Society is not a machine. It cannot be steered like a car. Interaction—and the resulting complex dynamics of the system—changes everything. We know this, for example, from spontaneous breakdowns of traffic flow. Even if we could read the minds of all drivers, such "phantom traffic jams" could not be prevented. But there is a way to prevent them, based on the use of suitable driver assistant systems: distributed control approaches, using Internet of Things technology, real-time data and suitable real-time feedback, together with knowledge from complexity science.
The paradigm of data-driven optimization would work perhaps if we knew the right goal function; moreover, the world would have to change slowly enough, it would have to be sufficiently well predictable, and simple enough. However, all these preconditions are not fulfilled. As we continue to network the world, its complexity grows faster than the data volume, the processing power and the data that can be transmitted. Many aspects of the world are emergent and hardly predictable. The world is quickly changing by innovation, and we need even more of it! Not even the goal function is well-known: should it be gross national product per capita or sustainability, power or peace, average lifespan or happiness? In such cases, (co-)evolution, adaptation, and resilience are the right paradigms, not optimization.

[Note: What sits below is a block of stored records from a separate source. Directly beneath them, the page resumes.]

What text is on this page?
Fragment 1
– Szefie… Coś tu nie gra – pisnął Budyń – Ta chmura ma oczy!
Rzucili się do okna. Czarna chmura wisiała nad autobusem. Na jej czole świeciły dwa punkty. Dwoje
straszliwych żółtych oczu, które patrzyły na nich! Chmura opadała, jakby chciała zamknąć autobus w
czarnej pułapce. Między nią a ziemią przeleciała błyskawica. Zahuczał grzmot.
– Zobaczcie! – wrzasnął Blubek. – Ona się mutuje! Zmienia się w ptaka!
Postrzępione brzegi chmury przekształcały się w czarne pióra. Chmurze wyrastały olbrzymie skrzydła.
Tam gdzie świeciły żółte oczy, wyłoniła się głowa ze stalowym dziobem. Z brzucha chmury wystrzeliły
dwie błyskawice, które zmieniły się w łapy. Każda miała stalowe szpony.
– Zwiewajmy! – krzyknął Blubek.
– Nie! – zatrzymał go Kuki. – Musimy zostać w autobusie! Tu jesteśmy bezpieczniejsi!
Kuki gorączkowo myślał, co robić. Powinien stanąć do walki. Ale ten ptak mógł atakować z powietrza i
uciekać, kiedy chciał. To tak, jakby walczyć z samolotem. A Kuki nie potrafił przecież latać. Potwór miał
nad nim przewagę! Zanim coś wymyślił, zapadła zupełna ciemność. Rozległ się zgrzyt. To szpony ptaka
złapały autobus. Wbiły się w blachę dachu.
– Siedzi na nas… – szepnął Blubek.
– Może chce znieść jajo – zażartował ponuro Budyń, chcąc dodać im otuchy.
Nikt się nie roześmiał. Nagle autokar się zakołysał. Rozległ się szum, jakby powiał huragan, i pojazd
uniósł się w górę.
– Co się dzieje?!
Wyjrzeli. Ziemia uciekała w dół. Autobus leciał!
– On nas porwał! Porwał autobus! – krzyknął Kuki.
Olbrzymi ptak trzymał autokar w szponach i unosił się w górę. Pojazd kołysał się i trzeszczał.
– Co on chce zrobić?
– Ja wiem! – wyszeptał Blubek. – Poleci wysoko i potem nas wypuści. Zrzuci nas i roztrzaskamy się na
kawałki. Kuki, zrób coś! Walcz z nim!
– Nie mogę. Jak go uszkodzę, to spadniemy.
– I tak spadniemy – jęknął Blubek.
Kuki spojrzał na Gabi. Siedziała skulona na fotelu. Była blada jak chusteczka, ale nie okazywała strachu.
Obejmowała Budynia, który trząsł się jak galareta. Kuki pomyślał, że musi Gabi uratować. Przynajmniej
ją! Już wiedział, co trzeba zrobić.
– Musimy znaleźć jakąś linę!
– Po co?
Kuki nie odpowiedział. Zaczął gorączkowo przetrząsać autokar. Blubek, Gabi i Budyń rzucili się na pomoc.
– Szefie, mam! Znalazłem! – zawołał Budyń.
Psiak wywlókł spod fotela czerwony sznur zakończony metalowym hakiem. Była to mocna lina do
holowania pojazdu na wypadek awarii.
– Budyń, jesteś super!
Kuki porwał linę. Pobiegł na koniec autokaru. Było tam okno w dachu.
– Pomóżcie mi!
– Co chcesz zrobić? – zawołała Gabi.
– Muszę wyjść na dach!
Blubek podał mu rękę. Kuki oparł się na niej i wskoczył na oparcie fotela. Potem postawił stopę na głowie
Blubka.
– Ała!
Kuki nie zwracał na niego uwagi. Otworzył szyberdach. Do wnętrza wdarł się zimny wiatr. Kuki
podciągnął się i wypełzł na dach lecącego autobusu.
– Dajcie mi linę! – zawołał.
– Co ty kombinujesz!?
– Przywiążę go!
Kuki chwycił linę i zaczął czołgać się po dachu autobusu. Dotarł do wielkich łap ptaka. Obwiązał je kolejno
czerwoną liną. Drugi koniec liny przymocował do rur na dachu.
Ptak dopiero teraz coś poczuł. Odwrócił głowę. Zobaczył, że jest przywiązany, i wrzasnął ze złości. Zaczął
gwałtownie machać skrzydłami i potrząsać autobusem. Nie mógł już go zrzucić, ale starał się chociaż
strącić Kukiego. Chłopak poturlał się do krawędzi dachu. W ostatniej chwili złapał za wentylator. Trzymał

Decision-makers around the globe need to be aware of these things, to save democracy, to get better information systems on the way than those that are based on mass surveillance and brute-force data mining; to argue for interdisciplinary and global collaboration; for approaches built on transparency and trust; for open and participatory systems, because they mobilize the capacity of the entire society; and for systems based on diversity and pluralism, because they promote innovation, societal resilience, and collective intelligence.
If we don't manage to get things on the right way, we may lose many societal, economic, legal and cultural achievements of the past centuries; we might see one of the darkest periods of human history; something much worse than "1984—Big Brother is watching you": a society, in which we might lose our freedom, enslaved by a "citizen score" that would give us plus or minus points for everything we or our friends and partners do; where the government and big corporations would determine how we should live our lives.